Há cada vez menos fidelidade à orientação do partido, o que prevalece é o resultado da eleição
Eduardo da Fonte (PP-PE), deputado federal
Eduardo da Fonte concorda com Thomas Traumann sobre a pressão das redes: é cada vez mais difícil para um político contrariar as opiniões do próprio eleitor e sair ileso. “É o que a gente chama de ‘efeito Joice’. Joice teve 1 milhão de votos numa eleição, em 2018, e quando foi para a eleição seguinte, teve 14 mil (na verdade, foram 13.679). Ela abandonou o eleitor dela, que era um eleitor bolsonarista, e definhou, eleitoralmente. É isso, e a pressão da internet, que impede os deputados de migrar para o governo”, diz o congressista.

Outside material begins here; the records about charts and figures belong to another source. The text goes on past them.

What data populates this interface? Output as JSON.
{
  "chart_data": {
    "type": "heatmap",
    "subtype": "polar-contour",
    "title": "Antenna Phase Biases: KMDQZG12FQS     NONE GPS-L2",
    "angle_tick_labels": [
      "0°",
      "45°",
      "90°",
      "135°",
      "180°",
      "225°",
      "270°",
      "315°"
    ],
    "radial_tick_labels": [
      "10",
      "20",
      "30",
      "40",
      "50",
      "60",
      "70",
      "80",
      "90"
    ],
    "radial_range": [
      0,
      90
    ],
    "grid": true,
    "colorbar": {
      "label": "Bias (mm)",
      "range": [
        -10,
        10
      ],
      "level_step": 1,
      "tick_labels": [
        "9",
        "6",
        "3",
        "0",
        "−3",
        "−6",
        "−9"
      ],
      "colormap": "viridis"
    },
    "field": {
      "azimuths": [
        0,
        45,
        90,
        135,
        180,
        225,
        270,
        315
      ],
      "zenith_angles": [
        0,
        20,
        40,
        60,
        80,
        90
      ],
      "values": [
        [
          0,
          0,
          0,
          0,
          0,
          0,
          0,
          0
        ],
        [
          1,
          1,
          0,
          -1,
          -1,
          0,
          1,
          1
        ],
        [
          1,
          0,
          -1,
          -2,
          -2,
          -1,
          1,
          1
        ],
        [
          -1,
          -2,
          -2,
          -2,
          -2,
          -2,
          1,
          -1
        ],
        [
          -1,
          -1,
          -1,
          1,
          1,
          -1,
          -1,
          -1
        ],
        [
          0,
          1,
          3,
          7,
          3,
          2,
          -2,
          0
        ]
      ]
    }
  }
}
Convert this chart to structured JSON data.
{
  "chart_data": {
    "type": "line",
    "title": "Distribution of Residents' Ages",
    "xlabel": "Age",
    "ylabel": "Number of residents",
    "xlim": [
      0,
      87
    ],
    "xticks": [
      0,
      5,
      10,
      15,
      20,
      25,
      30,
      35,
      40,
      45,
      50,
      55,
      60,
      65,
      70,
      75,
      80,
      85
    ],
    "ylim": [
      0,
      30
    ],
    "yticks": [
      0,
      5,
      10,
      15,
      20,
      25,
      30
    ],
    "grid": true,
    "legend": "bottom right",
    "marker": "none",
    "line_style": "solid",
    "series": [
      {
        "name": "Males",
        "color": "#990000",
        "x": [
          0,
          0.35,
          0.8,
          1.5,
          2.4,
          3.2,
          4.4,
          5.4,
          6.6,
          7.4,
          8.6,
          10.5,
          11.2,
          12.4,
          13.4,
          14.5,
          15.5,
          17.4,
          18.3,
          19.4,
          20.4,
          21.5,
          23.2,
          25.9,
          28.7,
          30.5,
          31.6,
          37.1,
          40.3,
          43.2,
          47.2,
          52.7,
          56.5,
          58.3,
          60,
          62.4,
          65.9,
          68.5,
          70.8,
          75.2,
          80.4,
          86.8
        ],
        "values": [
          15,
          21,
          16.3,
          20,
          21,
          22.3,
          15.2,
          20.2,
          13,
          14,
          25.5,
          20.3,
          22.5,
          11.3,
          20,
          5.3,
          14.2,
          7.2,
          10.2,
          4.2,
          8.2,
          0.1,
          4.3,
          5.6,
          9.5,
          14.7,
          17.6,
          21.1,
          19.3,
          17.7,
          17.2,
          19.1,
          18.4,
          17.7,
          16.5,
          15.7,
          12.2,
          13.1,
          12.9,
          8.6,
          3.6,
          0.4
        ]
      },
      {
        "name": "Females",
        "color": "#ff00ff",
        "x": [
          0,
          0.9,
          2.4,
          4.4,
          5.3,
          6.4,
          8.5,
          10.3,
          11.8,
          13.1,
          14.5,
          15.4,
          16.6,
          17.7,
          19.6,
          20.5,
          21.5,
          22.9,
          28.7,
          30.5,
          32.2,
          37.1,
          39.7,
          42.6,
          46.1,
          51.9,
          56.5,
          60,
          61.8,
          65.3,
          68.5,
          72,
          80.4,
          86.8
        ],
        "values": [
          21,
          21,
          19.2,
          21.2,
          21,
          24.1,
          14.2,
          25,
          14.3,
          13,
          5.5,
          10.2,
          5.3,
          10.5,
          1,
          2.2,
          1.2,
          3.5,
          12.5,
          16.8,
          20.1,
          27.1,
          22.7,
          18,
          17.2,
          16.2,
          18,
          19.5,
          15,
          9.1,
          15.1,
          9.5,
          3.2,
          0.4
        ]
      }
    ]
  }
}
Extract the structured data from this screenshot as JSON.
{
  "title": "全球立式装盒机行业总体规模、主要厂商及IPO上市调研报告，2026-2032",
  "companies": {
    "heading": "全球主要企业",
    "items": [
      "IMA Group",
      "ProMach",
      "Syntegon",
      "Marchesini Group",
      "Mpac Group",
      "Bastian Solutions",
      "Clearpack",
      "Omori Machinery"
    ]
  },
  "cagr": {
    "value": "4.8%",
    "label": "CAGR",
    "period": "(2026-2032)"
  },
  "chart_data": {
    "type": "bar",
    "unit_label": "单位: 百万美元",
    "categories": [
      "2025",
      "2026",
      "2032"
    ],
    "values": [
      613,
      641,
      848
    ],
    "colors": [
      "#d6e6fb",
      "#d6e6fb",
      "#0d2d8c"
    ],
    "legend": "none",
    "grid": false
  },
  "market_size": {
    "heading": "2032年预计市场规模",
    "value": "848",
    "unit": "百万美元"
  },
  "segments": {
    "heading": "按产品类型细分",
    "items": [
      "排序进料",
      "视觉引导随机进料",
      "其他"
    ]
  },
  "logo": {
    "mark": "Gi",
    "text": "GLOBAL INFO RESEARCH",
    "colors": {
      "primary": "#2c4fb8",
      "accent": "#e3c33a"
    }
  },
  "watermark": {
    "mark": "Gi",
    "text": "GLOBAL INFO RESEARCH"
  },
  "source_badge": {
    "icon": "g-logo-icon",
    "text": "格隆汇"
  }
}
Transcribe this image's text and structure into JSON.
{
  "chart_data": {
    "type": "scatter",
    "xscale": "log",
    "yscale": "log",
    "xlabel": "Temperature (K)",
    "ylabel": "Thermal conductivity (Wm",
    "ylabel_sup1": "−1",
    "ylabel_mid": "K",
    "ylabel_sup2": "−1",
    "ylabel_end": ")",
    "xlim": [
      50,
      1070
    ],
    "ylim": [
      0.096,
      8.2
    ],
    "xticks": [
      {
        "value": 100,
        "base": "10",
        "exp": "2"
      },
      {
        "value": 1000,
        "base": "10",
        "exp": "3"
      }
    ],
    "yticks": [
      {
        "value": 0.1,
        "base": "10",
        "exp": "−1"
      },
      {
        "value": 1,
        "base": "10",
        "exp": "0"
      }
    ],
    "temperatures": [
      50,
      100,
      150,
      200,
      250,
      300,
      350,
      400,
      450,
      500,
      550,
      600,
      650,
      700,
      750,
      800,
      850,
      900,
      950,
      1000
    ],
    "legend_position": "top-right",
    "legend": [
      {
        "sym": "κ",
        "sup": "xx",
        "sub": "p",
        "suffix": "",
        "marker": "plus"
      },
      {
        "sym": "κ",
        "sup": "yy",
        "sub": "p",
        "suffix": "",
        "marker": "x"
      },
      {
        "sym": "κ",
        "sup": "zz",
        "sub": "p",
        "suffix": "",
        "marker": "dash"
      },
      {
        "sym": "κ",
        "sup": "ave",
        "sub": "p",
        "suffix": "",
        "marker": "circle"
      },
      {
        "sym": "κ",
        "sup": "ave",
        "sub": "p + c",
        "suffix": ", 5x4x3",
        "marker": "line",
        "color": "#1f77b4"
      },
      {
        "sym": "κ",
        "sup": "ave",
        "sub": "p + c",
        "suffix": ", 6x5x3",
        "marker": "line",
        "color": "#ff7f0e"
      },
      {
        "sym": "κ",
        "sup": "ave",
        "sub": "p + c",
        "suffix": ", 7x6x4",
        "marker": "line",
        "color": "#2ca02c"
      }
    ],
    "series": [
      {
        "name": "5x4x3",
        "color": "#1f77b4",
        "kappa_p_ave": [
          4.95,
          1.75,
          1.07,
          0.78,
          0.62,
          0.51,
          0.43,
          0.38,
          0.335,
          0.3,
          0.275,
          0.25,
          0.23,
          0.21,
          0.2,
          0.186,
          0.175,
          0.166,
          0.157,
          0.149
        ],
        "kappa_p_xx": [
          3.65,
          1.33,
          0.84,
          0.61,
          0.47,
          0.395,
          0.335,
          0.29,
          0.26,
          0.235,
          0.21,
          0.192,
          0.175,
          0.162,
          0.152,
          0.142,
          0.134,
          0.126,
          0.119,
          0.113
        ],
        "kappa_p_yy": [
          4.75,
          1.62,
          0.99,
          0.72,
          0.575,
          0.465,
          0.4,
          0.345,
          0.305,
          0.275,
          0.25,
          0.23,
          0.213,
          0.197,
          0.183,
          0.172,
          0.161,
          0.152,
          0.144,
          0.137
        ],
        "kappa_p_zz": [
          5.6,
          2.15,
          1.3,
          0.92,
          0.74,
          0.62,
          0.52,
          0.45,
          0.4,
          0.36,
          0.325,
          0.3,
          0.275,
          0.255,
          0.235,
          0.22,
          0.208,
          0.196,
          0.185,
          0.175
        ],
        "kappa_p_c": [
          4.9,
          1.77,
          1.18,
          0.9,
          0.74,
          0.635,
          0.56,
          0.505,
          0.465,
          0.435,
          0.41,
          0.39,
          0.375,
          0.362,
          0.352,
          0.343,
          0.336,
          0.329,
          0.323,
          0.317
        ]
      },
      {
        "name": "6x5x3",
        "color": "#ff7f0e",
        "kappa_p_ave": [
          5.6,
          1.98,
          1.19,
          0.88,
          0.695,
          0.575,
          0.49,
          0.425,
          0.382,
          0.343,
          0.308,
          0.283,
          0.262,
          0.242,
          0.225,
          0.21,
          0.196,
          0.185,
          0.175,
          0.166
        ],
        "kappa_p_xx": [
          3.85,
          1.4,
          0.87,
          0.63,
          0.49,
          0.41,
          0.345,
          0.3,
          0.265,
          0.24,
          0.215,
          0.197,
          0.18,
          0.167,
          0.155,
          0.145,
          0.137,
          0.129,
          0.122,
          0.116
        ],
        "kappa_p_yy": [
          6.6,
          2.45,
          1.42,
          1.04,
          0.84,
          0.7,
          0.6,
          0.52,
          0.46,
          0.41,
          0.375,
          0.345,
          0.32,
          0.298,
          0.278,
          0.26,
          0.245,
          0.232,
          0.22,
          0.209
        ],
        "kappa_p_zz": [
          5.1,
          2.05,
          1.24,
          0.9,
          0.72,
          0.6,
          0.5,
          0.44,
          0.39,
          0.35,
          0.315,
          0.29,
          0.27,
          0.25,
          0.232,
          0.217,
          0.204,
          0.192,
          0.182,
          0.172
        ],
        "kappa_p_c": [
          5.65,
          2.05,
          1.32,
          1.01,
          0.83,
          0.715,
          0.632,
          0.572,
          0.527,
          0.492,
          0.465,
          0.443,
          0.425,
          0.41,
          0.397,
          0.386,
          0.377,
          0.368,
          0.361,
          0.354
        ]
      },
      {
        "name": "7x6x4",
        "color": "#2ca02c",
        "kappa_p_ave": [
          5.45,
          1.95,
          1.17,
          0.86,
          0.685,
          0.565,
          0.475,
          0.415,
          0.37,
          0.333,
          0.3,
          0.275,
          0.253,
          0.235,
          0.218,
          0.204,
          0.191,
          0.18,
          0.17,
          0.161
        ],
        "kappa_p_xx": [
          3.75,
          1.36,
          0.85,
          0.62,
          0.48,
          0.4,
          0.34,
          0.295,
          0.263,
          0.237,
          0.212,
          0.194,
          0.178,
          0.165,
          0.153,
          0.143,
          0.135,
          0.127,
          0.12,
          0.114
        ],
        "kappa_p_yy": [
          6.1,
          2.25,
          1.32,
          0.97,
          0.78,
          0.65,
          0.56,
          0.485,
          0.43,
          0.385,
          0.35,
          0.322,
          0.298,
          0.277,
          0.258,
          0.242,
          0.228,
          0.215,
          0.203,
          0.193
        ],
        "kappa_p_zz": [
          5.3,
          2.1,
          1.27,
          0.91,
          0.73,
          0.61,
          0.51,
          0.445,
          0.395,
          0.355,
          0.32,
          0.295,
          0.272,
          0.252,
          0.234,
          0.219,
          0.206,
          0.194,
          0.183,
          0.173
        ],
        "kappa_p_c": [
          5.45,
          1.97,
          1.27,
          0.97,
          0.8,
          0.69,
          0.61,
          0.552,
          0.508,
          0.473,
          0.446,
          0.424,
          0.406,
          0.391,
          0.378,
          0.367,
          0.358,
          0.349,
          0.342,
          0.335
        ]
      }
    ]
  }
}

O cientista político Rafael Cortez, da Tendências Consultoria, diz que a divisão se expressa de outras formas, como no surgimento de consórcios de governadores. “A política brasileira tem ganhado uma dimensão geográfica não desprezível. Haja vista, por exemplo, aquele movimento dos governadores do centro-sul (a criação do Consórcio de Integração Sul e Sudeste, o Cosud), para fazer frente ao Consórcio Nordeste. É mais uma tradução dessa dimensão geográfica que a política brasileira tem”, diz ele.
Em agosto passado, o governador de Minas Gerais, Romeu Zema (Novo), disse em entrevista ao Estadão que o Cosud deveria defender os interesses dos Estados do Sul e do Sudeste na reforma tributária, em contraposição ao Norte e ao Nordeste. “Dada a resiliência do conflito político no Brasil, é bem possível que isso (divisão geográfica) permaneça (nos próximos anos)”, diz Rafael Cortez.
Reportagem recente do Estadão mostrou que as nomeações dos ministros André Fufuca (Esportes) e Silvio Costa Filho (Portos e Aeroportos) contribuiu pouco para trazer votos das bancadas dos partidos deles para o governo – um resultado um pouco melhor foi conseguido no União Brasil, com a troca de Daniela Carneiro por Celso Sabino (Turismo). Fatores como o aumento das emendas parlamentares nos últimos anos corroeram o valor dos ministérios como moeda de troca entre Executivo e Legislativo, segundo especialistas.
As informações desta reportagem foram compiladas a partir da estrutura de Dados Abertos da Câmara. Foram consideradas algumas centenas de votações nominais no Plenário da Casa, nas quais houve orientação do líder do governo, o deputado José Guimarães (PT-CE). Este tipo de levantamento é útil para proporcionar uma visão geral sobre o comportamento de bancadas, Estados e deputados individuais. É usado rotineiramente por consultores, lobistas, partidos e pelo próprio governo, mas possui a limitação de equiparar votações cruciais com outras menos importantes.